In the Provo Great Books Club (see here, here, and here) we recently began to read and discuss Leo Tolstoy’s Anna Karenina. We are reading the Louise and Aylmer Maude translation, and we meet each Wednesday evening at 7 pm MST on the following Zoom link to discuss what we read:
Join Zoom Meeting
https://byu.zoom.us/j/98553289451
This is the schedule for Anna Karenina:
1/22 Part I, chaps 1-15
1/29 Part I, chaps 16-34
2/5 Part II, chaps 1-18
2/12 Part II chaps 18-35
2/19 Part III
2/26 Part IV
3/5 (or another night that week) Part V
3/12 Part VI
3/19 Part VII
3/26 Part VIII
I enjoyed the first fifteen chapters of Tolstoy’s Anna Karenina, a book that has been on my “to read” list for a long time. I also enjoyed our discussion last Wednesday. (It’s not too late to join us.)

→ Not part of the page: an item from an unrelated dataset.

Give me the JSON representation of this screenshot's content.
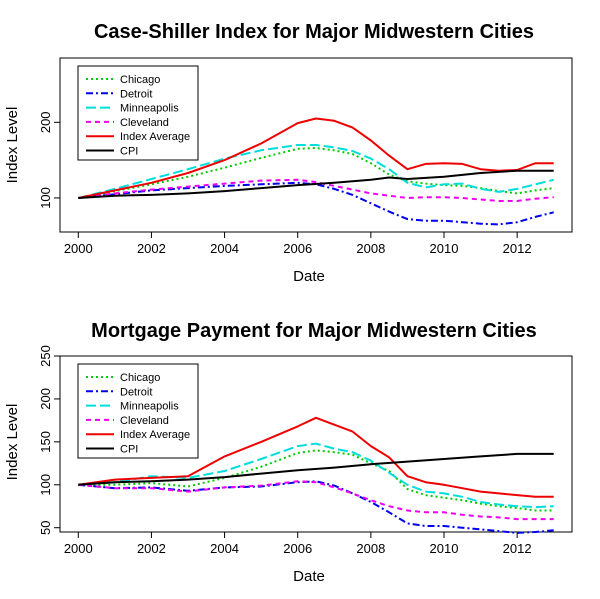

What stands out to me most thus far is the nature of the rivalry for Kitty’s affection between Vronsky and Levin, Levin’s excellent ice-skating skills, and the questions raised by Tolstoy’s opening passage of the book and the subsequent account of betrayal:
Все счастливые семьи похожи друг на друга, каждая несчастливая семья несчастлива по-своему.
All happy families are alike; each unhappy family is unhappy in its own way.
I tend to think that the opposite is true, namely, that there is a great variety of ways in which happy families are happy, whereas all unhappy families resemble each other in their misery. But this only begs the question “What is a happy family?”